Le soleil avait peu a peu dissipé les nuages qui le voilaient; l'air était embaumé, saturé des mille floraisons du printemps; les feuilles, encore d'un vert tendre, frémissaient au léger souffle de la brise; des oiseaux de toute espèce gazouillaient, voltigeaient, se cherchaient dans ces arbres magnifiques, et troublaient seuls de leurs petits cris joyeux le profond silence de la forêt.
Mon cœur se dilatait avec force. J'aspirais avec une ineffable avidité tous les parfums, toutes les suaves émanations de la nature.
Je m'appuyai davantage sur le bras du Gontran... nous marchions lentement... A peine nous échangions de temps à autre quelques rares et distraites paroles.
Un moment, je voulus me rappeler quelques impressions de ma première jeunesse: chose étrange! cela me fut presque impossible.

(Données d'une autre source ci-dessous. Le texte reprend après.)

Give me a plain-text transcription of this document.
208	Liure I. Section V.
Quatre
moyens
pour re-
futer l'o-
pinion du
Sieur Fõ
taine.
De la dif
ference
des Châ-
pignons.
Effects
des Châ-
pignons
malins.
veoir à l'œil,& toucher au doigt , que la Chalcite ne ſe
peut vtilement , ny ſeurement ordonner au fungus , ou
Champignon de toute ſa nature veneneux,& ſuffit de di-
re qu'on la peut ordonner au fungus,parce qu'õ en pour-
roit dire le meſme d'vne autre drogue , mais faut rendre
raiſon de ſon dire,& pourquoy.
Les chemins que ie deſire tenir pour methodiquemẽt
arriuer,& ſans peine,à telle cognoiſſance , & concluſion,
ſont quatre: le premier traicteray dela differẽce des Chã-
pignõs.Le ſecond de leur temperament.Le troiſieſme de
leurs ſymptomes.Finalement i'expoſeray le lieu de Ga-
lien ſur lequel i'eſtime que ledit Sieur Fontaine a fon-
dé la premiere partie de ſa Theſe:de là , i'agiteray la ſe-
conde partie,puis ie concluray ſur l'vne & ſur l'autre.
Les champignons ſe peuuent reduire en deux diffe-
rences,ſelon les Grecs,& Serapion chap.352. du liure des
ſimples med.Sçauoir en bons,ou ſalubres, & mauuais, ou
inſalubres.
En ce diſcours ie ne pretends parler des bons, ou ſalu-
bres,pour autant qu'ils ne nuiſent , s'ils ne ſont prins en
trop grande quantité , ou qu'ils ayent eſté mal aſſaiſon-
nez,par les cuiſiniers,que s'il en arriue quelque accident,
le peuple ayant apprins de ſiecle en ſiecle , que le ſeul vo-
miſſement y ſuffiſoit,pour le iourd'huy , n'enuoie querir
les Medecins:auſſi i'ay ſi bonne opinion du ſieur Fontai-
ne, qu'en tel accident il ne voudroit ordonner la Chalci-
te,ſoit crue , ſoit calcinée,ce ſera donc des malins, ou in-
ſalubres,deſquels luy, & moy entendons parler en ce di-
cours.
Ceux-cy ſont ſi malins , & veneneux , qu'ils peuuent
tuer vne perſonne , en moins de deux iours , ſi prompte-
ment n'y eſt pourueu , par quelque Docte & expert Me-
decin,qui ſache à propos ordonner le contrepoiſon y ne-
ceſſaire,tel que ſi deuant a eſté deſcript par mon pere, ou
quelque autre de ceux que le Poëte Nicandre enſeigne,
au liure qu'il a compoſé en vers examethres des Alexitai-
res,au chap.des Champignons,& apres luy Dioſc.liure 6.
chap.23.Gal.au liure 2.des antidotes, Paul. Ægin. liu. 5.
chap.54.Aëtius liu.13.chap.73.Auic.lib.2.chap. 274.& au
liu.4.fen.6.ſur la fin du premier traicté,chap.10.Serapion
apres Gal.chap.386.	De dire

Le passé m'apparaissait comme vague, voilé; mes souvenirs m'échappaient. Je n'ai jamais pu m'expliquer cette bizarre sensation. Était-ce donc que le bonheur présent envahissait, absorbait assez mes facultés pour m'ôter même la mémoire des anciens jours?
Bientôt ces ressentiments devinrent si vifs, que je fermai à demi les yeux, je ne pus faire un pas; malgré moi, ma tête appesantie s'appuya sur l'épaule de Gontran, et je joignis mes deux mains sur son bras...
Gontran, sans doute aussi ému que moi, s'arrêta, et ne troubla pas cet accablement ineffable.
—Pardon,—lui dis-je, après quelques minutes de silence;—je suis bien faible et bien enfant, n'est-ce pas? mais que voulez-vous? tant de bonheur est au-dessus de mes forces... Oh! que vous devez être heureux d'inspirer autant d'amour!...
—Vous avez raison, Mathilde, car l'inspirer, c'est le ressentir! C'est à moi de vous demander pardon de mon silence... et pourtant non... car c'est aussi un langage que le silence... il exprime tant de choses que la parole est impuissante à rendre!... Dites, Mathilde, quels mots pourraient peindre ce que nous éprouvons?
—Oh! cela est vrai; il me semble aussi que la parole doit se taire lorsque la pensée s'entretient avec l'âme... Mais, mon Dieu!—ajoutai-je en souriant,—vous allez trouver cela bien métaphysique, bien ridicule. Voyez combien vous avez raison... Je veux expliquer ces adorables impressions, et je dis des folies. Continuons notre promenade, et laissons nos deux cœurs s'entretenir silencieusement.